Forward proxy vs reverse proxy
A distinção que realmente importa é outra:
| Forward proxy | Reverse proxy | |
|---|---|---|
| Fica na frente do | Cliente | Servidor |
| Esconde | Quem é o cliente | Qual servidor atendeu |
| Quem configura | O cliente | O dono do servidor |
| Exemplo | Proxy corporativo, VPN | nginx, CloudFront, ALB |
Trade-offs
O que um proxy reverso agrega, mesmo com um único backend: terminação TLS, compressão, cache, servir arquivo estático sem tocar a aplicação, rate limit, WAF, reescrita de URL, e esconder a topologia interna.

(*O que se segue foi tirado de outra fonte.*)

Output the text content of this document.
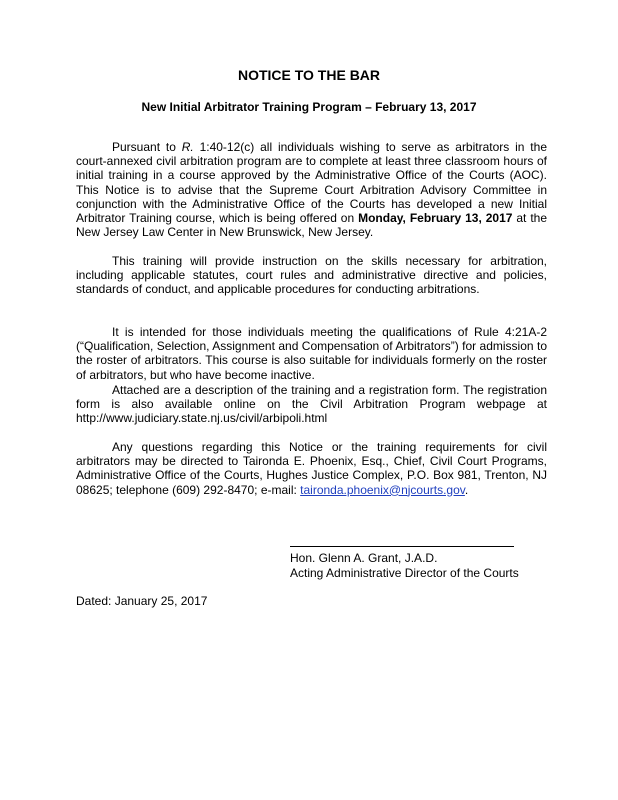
NOTICE TO THE BAR
New Initial Arbitrator Training Program – February 13, 2017

Pursuant to R. 1:40-12(c) all individuals wishing to serve as arbitrators in the court-annexed civil arbitration program are to complete at least three classroom hours of initial training in a course approved by the Administrative Office of the Courts (AOC). This Notice is to advise that the Supreme Court Arbitration Advisory Committee in conjunction with the Administrative Office of the Courts has developed a new Initial Arbitrator Training course, which is being offered on Monday, February 13, 2017 at the New Jersey Law Center in New Brunswick, New Jersey.

This training will provide instruction on the skills necessary for arbitration, including applicable statutes, court rules and administrative directive and policies, standards of conduct, and applicable procedures for conducting arbitrations.

It is intended for those individuals meeting the qualifications of Rule 4:21A-2 (“Qualification, Selection, Assignment and Compensation of Arbitrators”) for admission to the roster of arbitrators. This course is also suitable for individuals formerly on the roster of arbitrators, but who have become inactive.

Attached are a description of the training and a registration form. The registration form is also available online on the Civil Arbitration Program webpage at http://www.judiciary.state.nj.us/civil/arbipoli.html

Any questions regarding this Notice or the training requirements for civil arbitrators may be directed to Taironda E. Phoenix, Esq., Chief, Civil Court Programs, Administrative Office of the Courts, Hughes Justice Complex, P.O. Box 981, Trenton, NJ 08625; telephone (609) 292-8470; e-mail: taironda.phoenix@njcourts.gov.

Hon. Glenn A. Grant, J.A.D.

Acting Administrative Director of the Courts

Dated: January 25, 2017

O custo é ser mais um salto na rede e mais um ponto único de falha — que precisa da própria redundância. E é onde configuração crítica se acumula: regras de roteamento no proxy viram, com o tempo, um sistema que ninguém entende inteiro e cujo deploy é tão arriscado quanto o da aplicação.
Uma consequência prática frequentemente esquecida: como o backend passa a ver o IP do proxy, e não o do cliente, é preciso propagar X-Forwarded-For — e confiar nele apenas quando vem do próprio proxy, senão vira vetor de falsificação.
Exemplo prático
Uma aplicação Node.js com uma instância só, atrás de nginx.
Não há balanceamento — há um proxy reverso fazendo: TLS com o certificado, gzip nas respostas, servindo /static direto do disco sem acordar o Node, limitando requisições por IP, e escondendo que o backend é Node na porta 3000.
Quando o tráfego crescer e a segunda instância subir, o mesmo nginx vira também load balancer com uma linha de configuração. É o mesmo componente assumindo o segundo papel.